Annually there are many cowboy poetry round-ups, or gatherings, in the West. The most famous is the annual round-up in Elko, Nevada. And there are poetry contests.
Yes, poets and cowgirls. A lot of 'em both. Those not familiar with the West are surprised at these facts. But is it any wonder that in America, or anywhere else, that there are cowpokes doin' guy things with the girls watchin'? Or in the land of the free and open spaces, the gals also doin' their thing? And ranches need womenfolk just as they do men folk.
Among the venues--still--for meeting and having good, clean fun is the annual rodeo, in almost every town and still some occasionally at railway sidings. It is said by some that the birth of rodeo was in Colorado. But others more famous have taken the credit, rightly or wrongly, like Buffalo Bill and his Wild West show.
Time does not permit me to go on about country and western music. Suffice to say it is found now throughout the world, sung in as many languages as there are countries with radios. And this bears witness to an interest in and continuing cowboy culture, albeit sometimes hardly recognizable in its American character outside the Old West. But if you go West, young person, you will see and hear for yerself.
Cowboys and cowgirls are not known to talk a lot, or to be repetitive like English teachers. So I will just end with this.
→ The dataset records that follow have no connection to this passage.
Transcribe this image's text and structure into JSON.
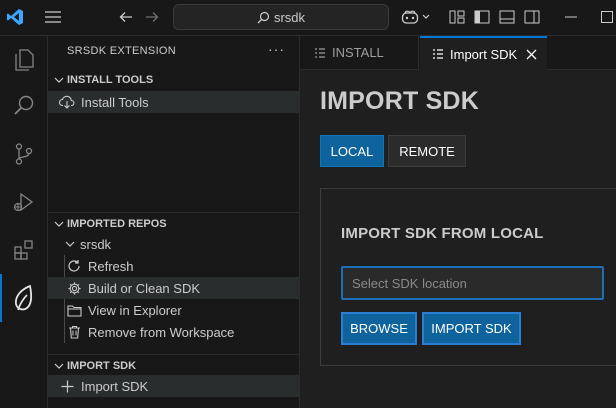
{
  "titlebar": {
    "search_text": "srsdk"
  },
  "sidebar": {
    "title": "SRSDK EXTENSION",
    "more": "···",
    "sections": {
      "install_tools": {
        "header": "INSTALL TOOLS",
        "items": [
          {
            "label": "Install Tools",
            "icon": "cloud-download-icon"
          }
        ]
      },
      "imported_repos": {
        "header": "IMPORTED REPOS",
        "repo": "srsdk",
        "items": [
          {
            "label": "Refresh",
            "icon": "refresh-icon"
          },
          {
            "label": "Build or Clean SDK",
            "icon": "gear-icon"
          },
          {
            "label": "View in Explorer",
            "icon": "folder-icon"
          },
          {
            "label": "Remove from Workspace",
            "icon": "trash-icon"
          }
        ]
      },
      "import_sdk": {
        "header": "IMPORT SDK",
        "items": [
          {
            "label": "Import SDK",
            "icon": "plus-icon"
          }
        ]
      }
    }
  },
  "tabs": [
    {
      "label": "INSTALL",
      "active": false
    },
    {
      "label": "Import SDK",
      "active": true
    }
  ],
  "editor": {
    "title": "IMPORT SDK",
    "mode_buttons": {
      "local": "LOCAL",
      "remote": "REMOTE",
      "selected": "LOCAL"
    },
    "panel": {
      "title": "IMPORT SDK FROM LOCAL",
      "input_value": "",
      "input_placeholder": "Select SDK location",
      "browse_label": "BROWSE",
      "import_label": "IMPORT SDK"
    }
  },
  "colors": {
    "accent": "#0078d4",
    "button_bg": "#0e639c",
    "background": "#1f1f1f",
    "sidebar_bg": "#181818"
  }
}
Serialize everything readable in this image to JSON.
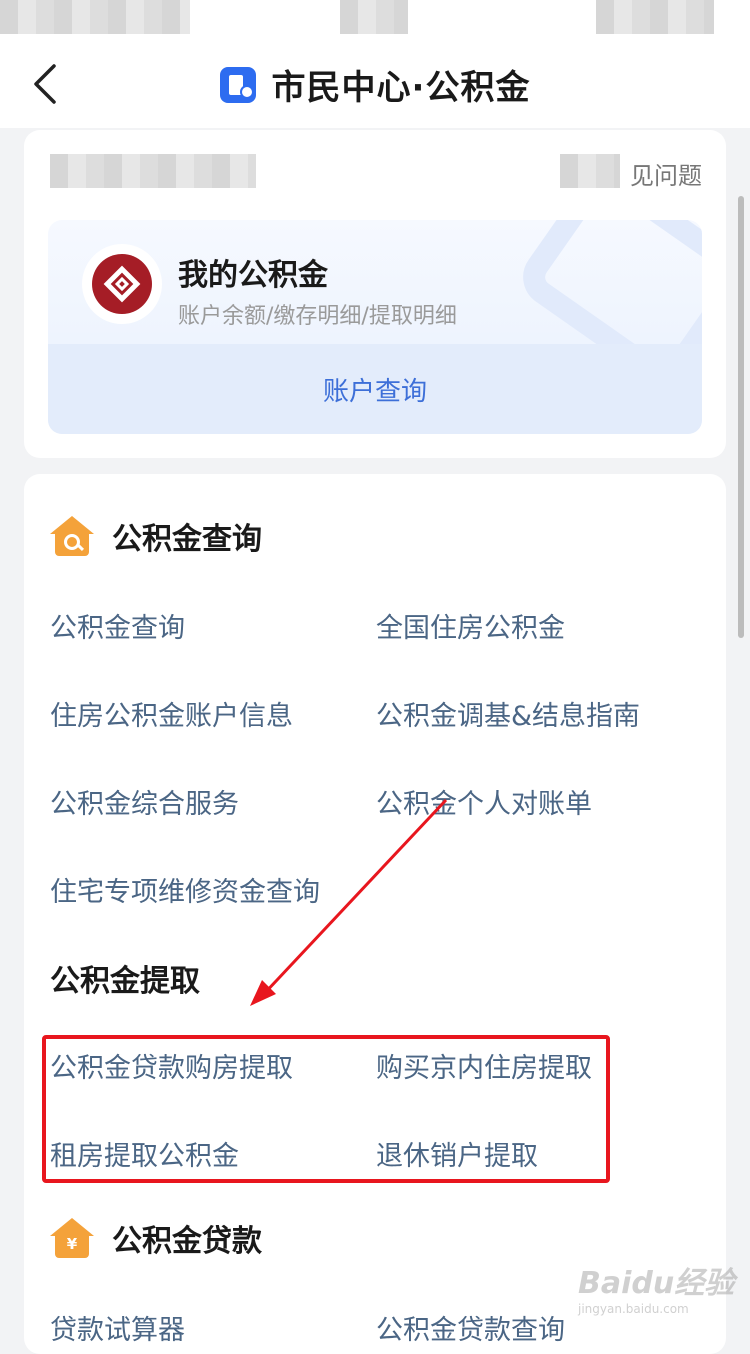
{
  "header": {
    "title": "市民中心·公积金",
    "back_icon": "chevron-left-icon",
    "app_icon": "document-user-icon"
  },
  "top_card": {
    "faq_text": "见问题",
    "account": {
      "title": "我的公积金",
      "subtitle": "账户余额/缴存明细/提取明细",
      "button": "账户查询",
      "logo_color": "#a51d26"
    }
  },
  "sections": {
    "query": {
      "title": "公积金查询",
      "icon": "house-search-icon",
      "items": [
        "公积金查询",
        "全国住房公积金",
        "住房公积金账户信息",
        "公积金调基&结息指南",
        "公积金综合服务",
        "公积金个人对账单",
        "住宅专项维修资金查询"
      ]
    },
    "withdraw": {
      "title": "公积金提取",
      "items": [
        "公积金贷款购房提取",
        "购买京内住房提取",
        "租房提取公积金",
        "退休销户提取"
      ]
    },
    "loan": {
      "title": "公积金贷款",
      "icon": "house-yuan-icon",
      "items": [
        "贷款试算器",
        "公积金贷款查询"
      ]
    }
  },
  "watermark": {
    "brand": "Baidu经验",
    "url": "jingyan.baidu.com"
  },
  "colors": {
    "accent": "#2d6cf0",
    "link": "#4b6685",
    "section_icon": "#f4a23a",
    "annotation": "#e8161e"
  }
}
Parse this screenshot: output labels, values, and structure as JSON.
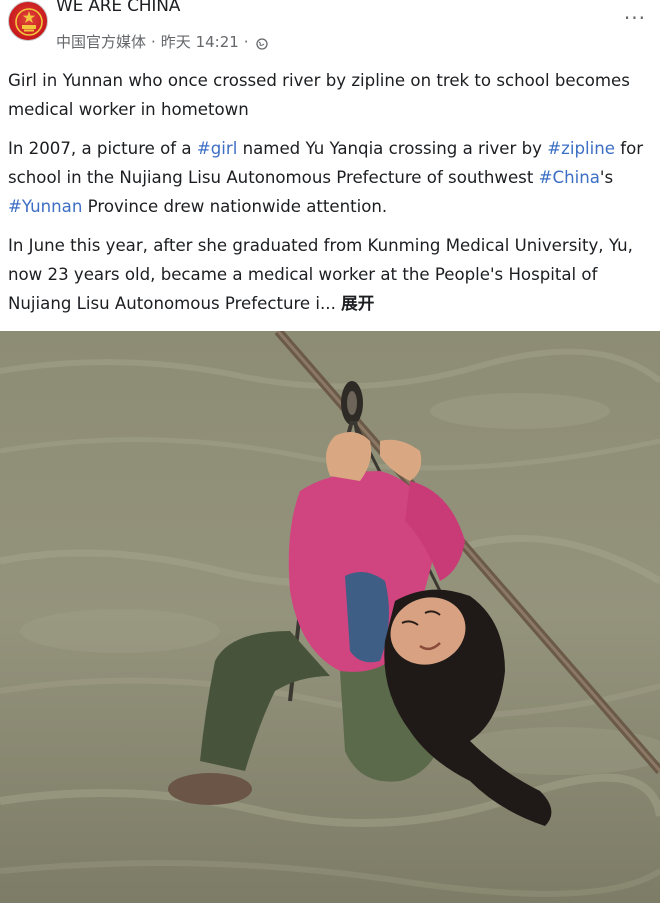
{
  "page": {
    "name": "WE ARE CHINA",
    "subtitle": "中国官方媒体",
    "time": "昨天 14:21",
    "separator": "·"
  },
  "post": {
    "headline": "Girl in Yunnan who once crossed river by zipline on trek to school becomes medical worker in hometown",
    "para2_a": "In 2007, a picture of a ",
    "para2_tag1": "#girl",
    "para2_b": " named Yu Yanqia crossing a river by ",
    "para2_tag2": "#zipline",
    "para2_c": " for school in the Nujiang Lisu Autonomous Prefecture of southwest ",
    "para2_tag3": "#China",
    "para2_d": "'s ",
    "para2_tag4": "#Yunnan",
    "para2_e": " Province drew nationwide attention.",
    "para3": "In June this year, after she graduated from Kunming Medical University, Yu, now 23 years old, became a medical worker at the People's Hospital of Nujiang Lisu Autonomous Prefecture i... ",
    "see_more": "展开"
  },
  "icons": {
    "more": "more-options-icon",
    "globe": "globe-icon"
  },
  "colors": {
    "hashtag": "#3d6fc4",
    "meta": "#65676b",
    "avatar": "#c8181c"
  }
}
Can you imagine riding a million dollar cutting, roping, or barrel horse for a living? My niece does just that. She recently won a cutting horse competition in Texas, almost $200,000 for three weeks' and nights' work. But consistent with what I have said about the Old and still genuine rough and ready West, she is just a hired hand. She won the money for her boss, a wealthy gentlewoman rancher whose hobby is breeding and showing prize quarter horses with cow savy, so much so that the average price for one is close to a million bucks.
My niece recently had a suitor from down Las Vegas way; there are big Nevada ranches there with casino and other money behind them. He drove across three states just to have a date with her. She said she'd never fall in love with a cowboy, or that she'd become a cowgirl. It looks like cowboys and cowgirls are not a dying breed. They are still being made. The resilience and toughness of the American West. . . .
It is indeed a myth that there are no more cowboys. The calling is just too darn nice to give up for some citified kinda life. Cowboys? They'll still be askin' fer their boots to be wearing so they can die easy and give the next generations the independence and freedom they enjoyed out West, on the frontier.